The ORR at week 24 was 51% (95% CI, 41%-61%); the overall ORR was similar at 55%. The duration of response was 12 months.

The median PFS was 11.7 months (95% CI, 9.4-17.7 months), with a 1-year PFS of 44%. The median OS was not yet reached, with a 1-year rate of 77%.

In a subgroup analysis, the ORR was similar regardless of prior ICI-based treatment. “Tumor shrinkage and objective responses could be observed regardless of whether patients received prior VEGF targeted therapy,” Dr Lee said.

The most common treatment-related adverse events (TRAEs) included fatigue, proteinuria, hypertension, dysphonia, arthralgia, and gastrointestinal effects. Two grade 5 TRAEs occurred due to upper gastrointestinal hemorrhage or sudden death.

TRAEs resulted in 43% of patients receiving a dose reduction of lenvatinib during the first 4 cycles, and another 26% after the fourth cycle. Treatment discontinuation of either lenvatinib or pembrolizumab occurred in 12% of patients due to TRAEs.

“In conclusion, lenvatinib plus pembrolizumab demonstrated promising antitumor activity in patients with metastatic clear-cell RCC who had previously progressed on prior PD-1/PD-L1 therapy,” Dr Lee said. A phase 3 study is ongoing.

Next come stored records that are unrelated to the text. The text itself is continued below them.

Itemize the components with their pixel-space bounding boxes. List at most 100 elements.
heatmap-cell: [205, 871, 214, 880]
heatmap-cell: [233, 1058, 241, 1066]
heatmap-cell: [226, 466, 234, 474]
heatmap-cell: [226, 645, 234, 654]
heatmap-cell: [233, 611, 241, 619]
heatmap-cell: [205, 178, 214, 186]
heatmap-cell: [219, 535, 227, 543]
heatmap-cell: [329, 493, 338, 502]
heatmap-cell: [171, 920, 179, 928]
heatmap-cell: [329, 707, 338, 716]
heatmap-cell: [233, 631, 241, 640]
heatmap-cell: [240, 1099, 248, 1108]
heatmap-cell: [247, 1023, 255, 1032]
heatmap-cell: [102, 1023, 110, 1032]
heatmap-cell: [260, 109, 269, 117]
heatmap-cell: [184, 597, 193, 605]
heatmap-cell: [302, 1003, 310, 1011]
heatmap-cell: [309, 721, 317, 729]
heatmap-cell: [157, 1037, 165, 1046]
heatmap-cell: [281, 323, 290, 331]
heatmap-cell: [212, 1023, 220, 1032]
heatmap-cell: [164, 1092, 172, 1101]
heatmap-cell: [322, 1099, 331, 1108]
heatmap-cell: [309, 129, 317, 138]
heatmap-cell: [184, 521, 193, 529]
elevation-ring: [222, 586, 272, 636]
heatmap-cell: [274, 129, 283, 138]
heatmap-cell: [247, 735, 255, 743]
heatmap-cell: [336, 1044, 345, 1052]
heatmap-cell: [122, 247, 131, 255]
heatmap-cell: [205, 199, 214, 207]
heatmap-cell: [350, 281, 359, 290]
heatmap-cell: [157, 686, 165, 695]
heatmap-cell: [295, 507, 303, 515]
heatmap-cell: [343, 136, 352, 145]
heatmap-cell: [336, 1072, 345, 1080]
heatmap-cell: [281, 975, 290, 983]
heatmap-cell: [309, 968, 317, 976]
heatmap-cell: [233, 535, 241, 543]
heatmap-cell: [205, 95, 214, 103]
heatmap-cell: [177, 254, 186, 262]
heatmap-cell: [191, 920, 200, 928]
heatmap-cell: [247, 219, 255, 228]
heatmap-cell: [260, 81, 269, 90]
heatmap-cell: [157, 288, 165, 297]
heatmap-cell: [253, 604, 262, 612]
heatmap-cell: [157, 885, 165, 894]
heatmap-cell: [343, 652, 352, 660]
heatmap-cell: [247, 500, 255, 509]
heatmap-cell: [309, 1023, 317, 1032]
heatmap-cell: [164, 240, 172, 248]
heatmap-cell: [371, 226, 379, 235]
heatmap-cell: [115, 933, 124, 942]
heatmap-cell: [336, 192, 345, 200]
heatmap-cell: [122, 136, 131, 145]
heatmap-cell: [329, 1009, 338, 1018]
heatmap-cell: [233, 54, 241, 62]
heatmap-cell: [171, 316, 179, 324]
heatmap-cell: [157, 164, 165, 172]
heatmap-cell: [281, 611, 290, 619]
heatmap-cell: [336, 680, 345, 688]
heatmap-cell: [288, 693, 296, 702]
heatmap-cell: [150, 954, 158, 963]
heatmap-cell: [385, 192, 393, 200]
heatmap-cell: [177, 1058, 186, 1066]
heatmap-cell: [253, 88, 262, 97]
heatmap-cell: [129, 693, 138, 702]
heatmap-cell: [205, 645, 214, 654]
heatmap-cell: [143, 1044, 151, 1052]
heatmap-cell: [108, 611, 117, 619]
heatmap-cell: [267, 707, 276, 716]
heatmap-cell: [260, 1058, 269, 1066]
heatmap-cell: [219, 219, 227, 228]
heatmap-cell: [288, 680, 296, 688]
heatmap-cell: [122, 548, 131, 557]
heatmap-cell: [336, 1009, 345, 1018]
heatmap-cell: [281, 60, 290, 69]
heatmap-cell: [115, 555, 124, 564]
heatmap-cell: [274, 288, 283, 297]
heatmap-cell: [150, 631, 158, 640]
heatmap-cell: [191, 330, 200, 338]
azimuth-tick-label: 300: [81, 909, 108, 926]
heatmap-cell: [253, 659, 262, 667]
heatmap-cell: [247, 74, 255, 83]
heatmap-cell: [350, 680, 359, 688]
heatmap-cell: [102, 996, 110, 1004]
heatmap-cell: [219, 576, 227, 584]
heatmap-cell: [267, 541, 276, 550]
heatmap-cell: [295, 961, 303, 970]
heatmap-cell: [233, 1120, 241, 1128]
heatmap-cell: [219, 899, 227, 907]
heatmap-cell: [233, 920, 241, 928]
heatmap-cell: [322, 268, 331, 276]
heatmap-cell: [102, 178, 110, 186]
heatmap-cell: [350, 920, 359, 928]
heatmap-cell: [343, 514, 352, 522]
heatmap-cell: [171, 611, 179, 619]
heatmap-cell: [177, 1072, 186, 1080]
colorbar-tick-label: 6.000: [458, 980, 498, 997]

Research funding for this study was provided by Eisai Inc and Merck Sharp & Dohme Corp.

Disclosure: Multiple authors declared affiliations with industry. Please refer to the original abstract for a full list of disclosures.

Reference

Lee CH, Shah AY, Hsieh JJ, et al. Phase II trial of lenvatinib (LEN) plus pembrolizumab (PEMBRO) for disease progression after PD-1/PD-L1 immune checkpoint inhibitor (ICI) in metastatic clear cell renal cell carcinoma (mccRCC). Presented at: ASCO20 Virtual Scientific Program. J Clin Oncol. 2020;38(suppl):abstr 5008.